Dans ma vie privée, je me sens misérable. L’état que j’ai décrit en janvier ne s’est pas amélioré. Parfois, j’ai peur d’avoir créé un traumatisme. Les aventures (ou bêtises) de mon partenaire ont éteint la lumière dans mes yeux et détruit mon sourire. Il y a des heures où je ne peux que trembler et respirer à peine. Je pense à la mort, dont j’ai peur, mais continuer à vivre dans cet état me fait également peur. La semaine dernière, j’ai vu l’homme qui avait le droit d’avoir tout ce que mon partenaire m’avait refusé, sur le parking d’un supermarché à Offenburg. Depuis, cette vision me tourmente chaque fois que je dors. J’ai peur de dormir, mes yeux me brûlent. Je vois des images que je ne veux pas voir, je pense à des noms, des histoires et des lieux dont j’aurais préféré ne jamais entendre parler.
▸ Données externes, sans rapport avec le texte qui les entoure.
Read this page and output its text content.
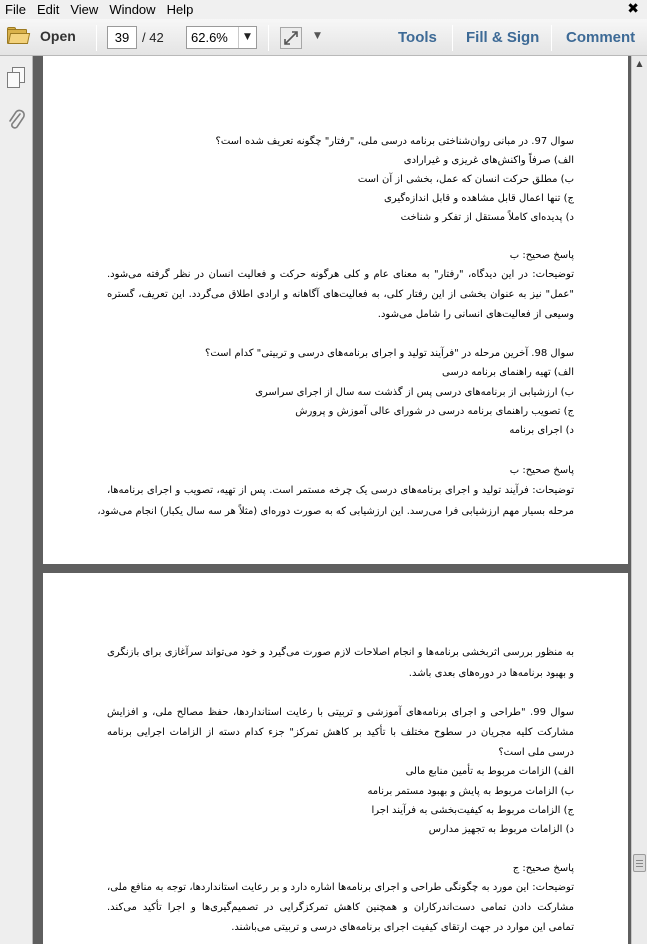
File Edit View Window Help	✖
Open	39 / 42 62.6%	▼	▼	Tools Fill & Sign Comment
سوال 97. در مبانی روان‌شناختی برنامه درسی ملی، "رفتار" چگونه تعریف شده است؟
الف) صرفاً واکنش‌های غریزی و غیرارادی
ب) مطلق حرکت انسان که عمل، بخشی از آن است
ج) تنها اعمال قابل مشاهده و قابل اندازه‌گیری
د) پدیده‌ای کاملاً مستقل از تفکر و شناخت
پاسخ صحیح: ب
توضیحات: در این دیدگاه، "رفتار" به معنای عام و کلی هرگونه حرکت و فعالیت انسان در نظر گرفته می‌شود.
"عمل" نیز به عنوان بخشی از این رفتار کلی، به فعالیت‌های آگاهانه و ارادی اطلاق می‌گردد. این تعریف، گستره
وسیعی از فعالیت‌های انسانی را شامل می‌شود.
سوال 98. آخرین مرحله در "فرآیند تولید و اجرای برنامه‌های درسی و تربیتی" کدام است؟
الف) تهیه راهنمای برنامه درسی
ب) ارزشیابی از برنامه‌های درسی پس از گذشت سه سال از اجرای سراسری
ج) تصویب راهنمای برنامه درسی در شورای عالی آموزش و پرورش
د) اجرای برنامه
پاسخ صحیح: ب
توضیحات: فرآیند تولید و اجرای برنامه‌های درسی یک چرخه مستمر است. پس از تهیه، تصویب و اجرای برنامه‌ها،
مرحله بسیار مهم ارزشیابی فرا می‌رسد. این ارزشیابی که به صورت دوره‌ای (مثلاً هر سه سال یکبار) انجام می‌شود،
به منظور بررسی اثربخشی برنامه‌ها و انجام اصلاحات لازم صورت می‌گیرد و خود می‌تواند سرآغازی برای بازنگری
و بهبود برنامه‌ها در دوره‌های بعدی باشد.
سوال 99. "طراحی و اجرای برنامه‌های آموزشی و تربیتی با رعایت استانداردها، حفظ مصالح ملی، و افزایش
مشارکت کلیه مجریان در سطوح مختلف با تأکید بر کاهش تمرکز" جزء کدام دسته از الزامات اجرایی برنامه
درسی ملی است؟
الف) الزامات مربوط به تأمین منابع مالی
ب) الزامات مربوط به پایش و بهبود مستمر برنامه
ج) الزامات مربوط به کیفیت‌بخشی به فرآیند اجرا
د) الزامات مربوط به تجهیز مدارس
پاسخ صحیح: ج
توضیحات: این مورد به چگونگی طراحی و اجرای برنامه‌ها اشاره دارد و بر رعایت استانداردها، توجه به منافع ملی،
مشارکت دادن تمامی دست‌اندرکاران و همچنین کاهش تمرکزگرایی در تصمیم‌گیری‌ها و اجرا تأکید می‌کند.
تمامی این موارد در جهت ارتقای کیفیت اجرای برنامه‌های درسی و تربیتی می‌باشند.
▲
Les incohérences, les mensonges et les comparaisons des derniers mois tournent comme des toupies dans mon cerveau. Parfois, j’ai l’impression de devenir lentement fou. Je me suis perdu dans la vie. Jamais je n’aurais pensé qu’une telle chose pourrait m’arriver un jour. Il n’y a pas d’aide. Je ne peux rien faire. Juste continuer à travailler, travailler, travailler et espérer que les cicatrices se referment. Les mécanismes de ma vie sont restés et resteront toujours les mêmes. Je ne peux pas vivre, je ne peux que travailler.
Je vous souhaite à tous de bonnes fêtes de Pâques. Profitez du printemps. J’espère pouvoir bientôt écrire des choses plus positives. Bien cordialement,

André Schneider

Samedi 6 janvier 2024

Mon texte d’aujourd’hui sera un peu plus privé que ce que je publie habituellement ici. Je ne sais pas si c’est approprié ou non, mais l’année qui vient de s’écouler me préoccupe beaucoup. Elle m’a secouée, j’avais parfois l’impression d’être dans un shaker à cocktails. En 2023, j’ai souvent eu le cœur brisé. J’ai connu une douleur très particulière. J’ai appris à vivre avec elle.
Quelque chose s’est passé en 2023. Une grotte de ténèbres s’est ouverte sous mon jour et la nuit est devenue un cratère sans sommeil. Une déception abyssale s’est répandue dans ma vie et la foi en l’amour a disparu à jamais. Il y a eu un temps avant, et puis il y a eu un temps après. Je ne pourrai jamais retrouver le chemin de la confiance, et encore moins celui du rêve romantique. C’est comme si les arbres avaient brûlé, qu’une sécheresse avait ravagé le paysage et que les rivières s’étaient asséchées. Comme si une apocalypse biblique avait détruit l’espace vital et privé l’air d’oxygène.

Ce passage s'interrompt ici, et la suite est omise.